Мои новые коллеги по швейной машинке и непосредственное руководство костюмерного цеха довольно быстро разобрались, что никакой я не портной. Это видно сразу, стоит человеку взять в руки ножницы. И хотя о своем позорном режиссерском прошлом я и тут предусмотрительно помалкивал, посматривали на меня с подозрением. Что-то нехорошее, социально-чуждое было в этом русском. Однако работал я не хуже других, и меня до поры до времени не трогали.
В Америке есть такое понятие: over qualification. То есть слишком высокая квалификация для данной позиции.

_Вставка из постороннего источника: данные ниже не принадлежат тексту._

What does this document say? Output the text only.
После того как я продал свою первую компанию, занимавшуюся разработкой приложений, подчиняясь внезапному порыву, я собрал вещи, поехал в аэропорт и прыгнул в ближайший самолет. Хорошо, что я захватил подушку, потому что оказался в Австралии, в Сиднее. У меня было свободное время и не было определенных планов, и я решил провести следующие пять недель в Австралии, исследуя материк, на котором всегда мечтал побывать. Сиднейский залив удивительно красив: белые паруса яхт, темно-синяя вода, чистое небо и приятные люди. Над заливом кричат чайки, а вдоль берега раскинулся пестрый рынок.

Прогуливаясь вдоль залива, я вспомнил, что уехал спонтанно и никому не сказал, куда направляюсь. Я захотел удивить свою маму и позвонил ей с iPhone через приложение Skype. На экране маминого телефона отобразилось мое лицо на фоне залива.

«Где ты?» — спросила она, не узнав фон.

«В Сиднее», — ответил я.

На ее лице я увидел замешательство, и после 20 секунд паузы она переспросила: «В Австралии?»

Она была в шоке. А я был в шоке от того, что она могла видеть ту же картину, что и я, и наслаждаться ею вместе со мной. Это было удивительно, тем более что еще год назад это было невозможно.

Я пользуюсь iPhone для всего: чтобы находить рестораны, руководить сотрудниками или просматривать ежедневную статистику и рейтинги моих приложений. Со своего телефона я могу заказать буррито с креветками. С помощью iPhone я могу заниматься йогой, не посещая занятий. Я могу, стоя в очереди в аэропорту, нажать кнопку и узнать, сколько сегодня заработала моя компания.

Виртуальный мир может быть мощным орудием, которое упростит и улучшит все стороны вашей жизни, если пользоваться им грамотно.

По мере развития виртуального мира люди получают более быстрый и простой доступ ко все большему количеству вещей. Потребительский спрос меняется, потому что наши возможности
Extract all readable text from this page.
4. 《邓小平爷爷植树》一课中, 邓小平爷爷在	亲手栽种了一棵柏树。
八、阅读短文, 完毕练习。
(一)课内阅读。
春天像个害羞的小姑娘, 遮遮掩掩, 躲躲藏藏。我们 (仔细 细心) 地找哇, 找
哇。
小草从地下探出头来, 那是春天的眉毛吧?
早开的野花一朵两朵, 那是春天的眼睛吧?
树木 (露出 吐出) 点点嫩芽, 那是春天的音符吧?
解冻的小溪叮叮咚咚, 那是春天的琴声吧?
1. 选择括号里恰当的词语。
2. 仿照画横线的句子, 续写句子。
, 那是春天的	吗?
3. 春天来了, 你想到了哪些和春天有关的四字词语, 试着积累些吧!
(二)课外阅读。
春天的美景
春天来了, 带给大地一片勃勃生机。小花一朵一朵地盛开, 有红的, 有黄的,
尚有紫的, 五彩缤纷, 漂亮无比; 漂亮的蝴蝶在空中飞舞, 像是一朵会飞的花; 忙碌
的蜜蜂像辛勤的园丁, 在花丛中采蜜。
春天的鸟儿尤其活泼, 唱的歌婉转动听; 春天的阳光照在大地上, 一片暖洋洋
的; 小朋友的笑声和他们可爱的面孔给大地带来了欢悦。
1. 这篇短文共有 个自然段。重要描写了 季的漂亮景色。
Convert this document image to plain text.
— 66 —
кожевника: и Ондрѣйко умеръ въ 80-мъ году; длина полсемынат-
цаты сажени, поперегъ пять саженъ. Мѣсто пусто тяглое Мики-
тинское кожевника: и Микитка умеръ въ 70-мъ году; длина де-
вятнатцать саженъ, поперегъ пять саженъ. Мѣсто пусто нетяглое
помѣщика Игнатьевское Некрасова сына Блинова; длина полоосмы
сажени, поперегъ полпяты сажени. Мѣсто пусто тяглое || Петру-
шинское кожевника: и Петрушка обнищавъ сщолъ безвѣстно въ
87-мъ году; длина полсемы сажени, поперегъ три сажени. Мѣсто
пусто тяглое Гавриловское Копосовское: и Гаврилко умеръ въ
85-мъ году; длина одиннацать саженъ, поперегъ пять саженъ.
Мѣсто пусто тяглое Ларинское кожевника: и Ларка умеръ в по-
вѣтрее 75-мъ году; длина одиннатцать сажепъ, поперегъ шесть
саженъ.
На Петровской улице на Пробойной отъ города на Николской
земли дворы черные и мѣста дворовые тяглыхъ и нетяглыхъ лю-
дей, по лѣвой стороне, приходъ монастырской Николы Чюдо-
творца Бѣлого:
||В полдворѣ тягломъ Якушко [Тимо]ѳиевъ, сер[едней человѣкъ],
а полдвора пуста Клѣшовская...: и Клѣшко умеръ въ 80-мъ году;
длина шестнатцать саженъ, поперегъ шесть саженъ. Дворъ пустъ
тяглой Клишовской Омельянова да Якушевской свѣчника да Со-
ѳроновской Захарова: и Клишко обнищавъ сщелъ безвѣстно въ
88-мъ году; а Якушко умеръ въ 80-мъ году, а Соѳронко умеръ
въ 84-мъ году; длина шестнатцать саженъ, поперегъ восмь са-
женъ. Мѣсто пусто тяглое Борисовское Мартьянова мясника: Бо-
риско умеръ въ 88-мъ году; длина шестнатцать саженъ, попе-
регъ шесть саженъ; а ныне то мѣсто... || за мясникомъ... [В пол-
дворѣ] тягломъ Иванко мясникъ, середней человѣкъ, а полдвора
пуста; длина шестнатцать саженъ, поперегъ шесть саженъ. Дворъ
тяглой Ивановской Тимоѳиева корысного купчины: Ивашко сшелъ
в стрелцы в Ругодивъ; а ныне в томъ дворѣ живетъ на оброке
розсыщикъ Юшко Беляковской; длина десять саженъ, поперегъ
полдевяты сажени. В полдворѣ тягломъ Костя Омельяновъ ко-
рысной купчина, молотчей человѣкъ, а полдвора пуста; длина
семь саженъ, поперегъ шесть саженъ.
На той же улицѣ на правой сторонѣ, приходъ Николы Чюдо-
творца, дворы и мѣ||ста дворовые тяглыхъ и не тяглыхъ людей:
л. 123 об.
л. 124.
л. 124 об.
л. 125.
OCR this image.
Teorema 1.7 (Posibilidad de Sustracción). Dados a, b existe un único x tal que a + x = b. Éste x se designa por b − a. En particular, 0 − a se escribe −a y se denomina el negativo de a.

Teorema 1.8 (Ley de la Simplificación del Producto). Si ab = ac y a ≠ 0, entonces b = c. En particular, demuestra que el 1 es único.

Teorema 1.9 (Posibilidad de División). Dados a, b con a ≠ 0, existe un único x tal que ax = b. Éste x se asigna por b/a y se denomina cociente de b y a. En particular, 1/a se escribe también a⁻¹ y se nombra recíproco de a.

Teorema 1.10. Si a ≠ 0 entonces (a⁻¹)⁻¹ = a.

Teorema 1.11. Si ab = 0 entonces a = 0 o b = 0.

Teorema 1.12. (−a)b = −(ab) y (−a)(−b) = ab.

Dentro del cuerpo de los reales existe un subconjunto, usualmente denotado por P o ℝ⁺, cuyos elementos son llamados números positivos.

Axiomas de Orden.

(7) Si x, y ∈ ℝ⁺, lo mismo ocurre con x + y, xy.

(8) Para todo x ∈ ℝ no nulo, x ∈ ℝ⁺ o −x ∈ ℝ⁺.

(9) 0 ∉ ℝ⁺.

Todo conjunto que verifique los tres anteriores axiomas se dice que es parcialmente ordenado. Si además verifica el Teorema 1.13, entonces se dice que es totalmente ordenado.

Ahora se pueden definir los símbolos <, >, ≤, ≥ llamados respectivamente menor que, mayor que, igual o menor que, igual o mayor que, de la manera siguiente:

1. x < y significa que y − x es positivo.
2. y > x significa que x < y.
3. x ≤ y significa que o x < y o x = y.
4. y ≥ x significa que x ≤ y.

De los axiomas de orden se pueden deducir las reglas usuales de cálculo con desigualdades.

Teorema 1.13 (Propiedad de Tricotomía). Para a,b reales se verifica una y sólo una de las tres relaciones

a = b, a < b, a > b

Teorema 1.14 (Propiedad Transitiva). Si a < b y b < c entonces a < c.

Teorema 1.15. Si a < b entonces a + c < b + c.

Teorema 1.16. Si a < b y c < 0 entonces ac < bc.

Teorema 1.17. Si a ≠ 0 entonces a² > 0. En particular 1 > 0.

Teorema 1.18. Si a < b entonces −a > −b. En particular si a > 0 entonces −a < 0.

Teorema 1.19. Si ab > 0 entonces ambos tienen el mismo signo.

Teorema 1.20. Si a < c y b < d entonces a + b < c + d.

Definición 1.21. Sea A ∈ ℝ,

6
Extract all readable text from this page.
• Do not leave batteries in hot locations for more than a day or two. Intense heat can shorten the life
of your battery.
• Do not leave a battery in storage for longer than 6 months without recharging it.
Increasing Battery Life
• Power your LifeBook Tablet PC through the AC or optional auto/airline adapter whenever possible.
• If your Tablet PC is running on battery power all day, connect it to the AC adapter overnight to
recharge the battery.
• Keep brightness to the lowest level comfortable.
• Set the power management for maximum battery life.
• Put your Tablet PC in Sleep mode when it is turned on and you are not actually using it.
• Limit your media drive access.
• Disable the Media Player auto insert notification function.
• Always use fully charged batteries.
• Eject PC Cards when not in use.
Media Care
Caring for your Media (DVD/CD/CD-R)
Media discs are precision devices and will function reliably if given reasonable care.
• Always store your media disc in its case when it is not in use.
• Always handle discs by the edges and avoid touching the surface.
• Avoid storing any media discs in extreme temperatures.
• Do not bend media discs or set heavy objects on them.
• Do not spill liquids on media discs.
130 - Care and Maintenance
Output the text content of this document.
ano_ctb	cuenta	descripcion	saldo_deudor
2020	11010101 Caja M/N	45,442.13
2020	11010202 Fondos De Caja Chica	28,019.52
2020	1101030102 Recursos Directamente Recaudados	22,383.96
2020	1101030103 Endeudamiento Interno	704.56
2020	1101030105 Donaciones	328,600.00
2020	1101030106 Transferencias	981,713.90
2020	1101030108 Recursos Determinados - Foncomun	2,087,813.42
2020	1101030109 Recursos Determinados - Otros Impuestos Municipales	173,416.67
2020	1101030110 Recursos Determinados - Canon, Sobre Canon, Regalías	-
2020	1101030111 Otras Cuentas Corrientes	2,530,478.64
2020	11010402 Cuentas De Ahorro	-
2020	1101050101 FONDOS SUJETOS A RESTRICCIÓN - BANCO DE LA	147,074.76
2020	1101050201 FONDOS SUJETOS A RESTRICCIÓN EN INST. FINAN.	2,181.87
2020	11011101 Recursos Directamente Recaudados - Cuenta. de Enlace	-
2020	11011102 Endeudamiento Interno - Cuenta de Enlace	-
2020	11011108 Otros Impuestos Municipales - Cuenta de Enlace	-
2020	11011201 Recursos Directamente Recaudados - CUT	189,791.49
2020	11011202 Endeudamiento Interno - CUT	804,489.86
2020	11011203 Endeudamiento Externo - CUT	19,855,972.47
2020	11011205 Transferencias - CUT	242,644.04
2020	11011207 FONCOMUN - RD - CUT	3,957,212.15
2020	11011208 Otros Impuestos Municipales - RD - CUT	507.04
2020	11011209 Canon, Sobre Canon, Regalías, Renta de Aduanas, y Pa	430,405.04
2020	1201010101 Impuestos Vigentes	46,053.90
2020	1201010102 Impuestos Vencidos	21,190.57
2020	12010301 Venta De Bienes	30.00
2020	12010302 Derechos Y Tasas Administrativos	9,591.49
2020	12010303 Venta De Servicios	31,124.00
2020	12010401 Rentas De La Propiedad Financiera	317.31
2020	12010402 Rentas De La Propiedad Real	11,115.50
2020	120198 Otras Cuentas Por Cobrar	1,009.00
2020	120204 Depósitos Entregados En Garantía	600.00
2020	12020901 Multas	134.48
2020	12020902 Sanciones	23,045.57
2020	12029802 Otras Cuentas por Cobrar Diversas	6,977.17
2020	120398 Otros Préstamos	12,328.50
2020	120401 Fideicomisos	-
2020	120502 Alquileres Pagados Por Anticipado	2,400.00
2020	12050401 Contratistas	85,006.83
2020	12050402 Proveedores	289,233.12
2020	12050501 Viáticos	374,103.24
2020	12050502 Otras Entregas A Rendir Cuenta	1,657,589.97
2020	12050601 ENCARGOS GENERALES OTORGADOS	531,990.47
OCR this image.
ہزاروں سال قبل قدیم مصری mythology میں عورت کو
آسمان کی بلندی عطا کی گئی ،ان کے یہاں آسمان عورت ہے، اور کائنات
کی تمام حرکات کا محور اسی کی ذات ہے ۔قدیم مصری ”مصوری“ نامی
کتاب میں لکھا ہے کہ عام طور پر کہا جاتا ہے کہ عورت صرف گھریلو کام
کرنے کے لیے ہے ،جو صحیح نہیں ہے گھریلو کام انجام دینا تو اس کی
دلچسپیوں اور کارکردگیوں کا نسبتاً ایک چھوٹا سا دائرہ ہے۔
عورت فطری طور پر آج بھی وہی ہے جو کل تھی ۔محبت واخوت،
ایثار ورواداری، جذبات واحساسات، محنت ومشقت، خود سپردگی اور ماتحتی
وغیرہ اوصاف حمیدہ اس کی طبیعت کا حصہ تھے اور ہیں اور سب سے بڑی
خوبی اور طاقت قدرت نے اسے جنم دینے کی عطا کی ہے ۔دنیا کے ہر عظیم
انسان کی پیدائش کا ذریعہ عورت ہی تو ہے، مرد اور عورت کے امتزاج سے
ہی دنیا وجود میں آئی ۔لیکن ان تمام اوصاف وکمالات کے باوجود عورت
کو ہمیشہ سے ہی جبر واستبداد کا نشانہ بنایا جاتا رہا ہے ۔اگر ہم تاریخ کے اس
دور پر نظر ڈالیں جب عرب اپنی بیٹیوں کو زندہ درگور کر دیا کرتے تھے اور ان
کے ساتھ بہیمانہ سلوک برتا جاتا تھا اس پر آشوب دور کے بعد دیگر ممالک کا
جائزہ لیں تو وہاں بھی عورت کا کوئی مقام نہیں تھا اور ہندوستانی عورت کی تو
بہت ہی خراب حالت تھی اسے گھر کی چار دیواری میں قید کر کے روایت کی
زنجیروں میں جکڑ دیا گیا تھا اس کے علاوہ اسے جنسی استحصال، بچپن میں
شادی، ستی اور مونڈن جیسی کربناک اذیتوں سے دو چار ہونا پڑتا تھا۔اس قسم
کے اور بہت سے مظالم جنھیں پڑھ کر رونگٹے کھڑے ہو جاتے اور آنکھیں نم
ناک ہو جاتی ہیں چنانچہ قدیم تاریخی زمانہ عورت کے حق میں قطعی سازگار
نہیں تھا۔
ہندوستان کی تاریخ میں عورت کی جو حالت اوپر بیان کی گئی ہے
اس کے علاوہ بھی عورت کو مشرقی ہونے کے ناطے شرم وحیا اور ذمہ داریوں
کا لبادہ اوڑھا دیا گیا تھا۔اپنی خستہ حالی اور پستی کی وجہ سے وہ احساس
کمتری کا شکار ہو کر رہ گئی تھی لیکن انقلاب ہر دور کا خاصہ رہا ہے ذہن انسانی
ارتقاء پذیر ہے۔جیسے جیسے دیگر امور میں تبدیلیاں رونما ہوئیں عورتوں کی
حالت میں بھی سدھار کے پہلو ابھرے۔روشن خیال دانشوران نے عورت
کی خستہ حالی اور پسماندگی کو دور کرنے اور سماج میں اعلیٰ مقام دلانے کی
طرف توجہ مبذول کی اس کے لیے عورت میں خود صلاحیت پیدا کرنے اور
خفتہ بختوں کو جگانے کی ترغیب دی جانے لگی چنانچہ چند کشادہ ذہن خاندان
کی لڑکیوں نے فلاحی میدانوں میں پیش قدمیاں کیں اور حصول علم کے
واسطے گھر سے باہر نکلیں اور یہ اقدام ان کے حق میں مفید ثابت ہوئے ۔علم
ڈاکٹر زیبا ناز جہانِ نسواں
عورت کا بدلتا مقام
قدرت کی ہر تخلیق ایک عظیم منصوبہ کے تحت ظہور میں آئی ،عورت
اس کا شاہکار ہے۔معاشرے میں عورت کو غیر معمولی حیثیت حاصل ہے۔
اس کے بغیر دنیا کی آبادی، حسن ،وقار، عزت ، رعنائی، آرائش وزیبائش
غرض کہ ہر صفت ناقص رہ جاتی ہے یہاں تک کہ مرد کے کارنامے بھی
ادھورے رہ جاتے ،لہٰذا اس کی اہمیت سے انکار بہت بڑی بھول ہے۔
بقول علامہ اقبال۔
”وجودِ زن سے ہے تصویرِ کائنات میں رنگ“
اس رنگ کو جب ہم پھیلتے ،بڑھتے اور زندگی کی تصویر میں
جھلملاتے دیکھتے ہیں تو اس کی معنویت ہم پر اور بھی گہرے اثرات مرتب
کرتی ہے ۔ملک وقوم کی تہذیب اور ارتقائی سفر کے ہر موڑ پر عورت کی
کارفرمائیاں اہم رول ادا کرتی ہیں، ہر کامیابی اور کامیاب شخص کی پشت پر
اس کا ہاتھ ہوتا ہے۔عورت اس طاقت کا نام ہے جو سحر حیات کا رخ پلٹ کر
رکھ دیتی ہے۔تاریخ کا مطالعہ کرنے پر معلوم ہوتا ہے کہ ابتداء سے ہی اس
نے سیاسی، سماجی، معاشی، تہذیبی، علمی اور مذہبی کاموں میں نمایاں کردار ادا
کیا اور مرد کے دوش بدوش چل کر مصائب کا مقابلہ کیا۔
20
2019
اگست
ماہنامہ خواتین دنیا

В переводе с английского бюрократического на человеческий русский это означает «слишком умный». Быть слишком умным не рекомендуется — ни в России, ни в Америке, ни даже в каком-нибудь Мозамбике. Съедят. Причем не только в Мозамбике. Умников не любят нигде. Но, как говорится в известном анекдоте, «умище-то, умище не спрячешь». Ум, он иголками торчит во все стороны, как у Страшилы из «Волшебника Изумрудного города». А начальники, особенно начальники мелкие, народ недоверчивый. Слишком умный подчиненный — угроза авторитету. Ходит тут и как-то подозрительно улыбается. Мнение на лице. Неприятно… Поэтому супервайзер поляк Николай, отпетая сволочь и антисемит, да и прочие труженики иглы и наперстка относились ко мне… как бы это лучше сказать… с некоторой классовой настороженностью. Они-то все профессиональные портные, а этот… чёрте что: понятно, что ничего не умеет, но делает в конце концов все нормально. Непостижимый парадокс… Начальник же костюмерного цеха в лице человека с замечательной для оперного театра фамилией Ричард Вагнер (впрочем, можно сказать и Рихард — это, собственно, вопрос орфоэпии) особенного внимания на меня не обращал. Что меня вполне устраивало. «Минуй нас пуще всех печалей и барский гнев, и барская любовь».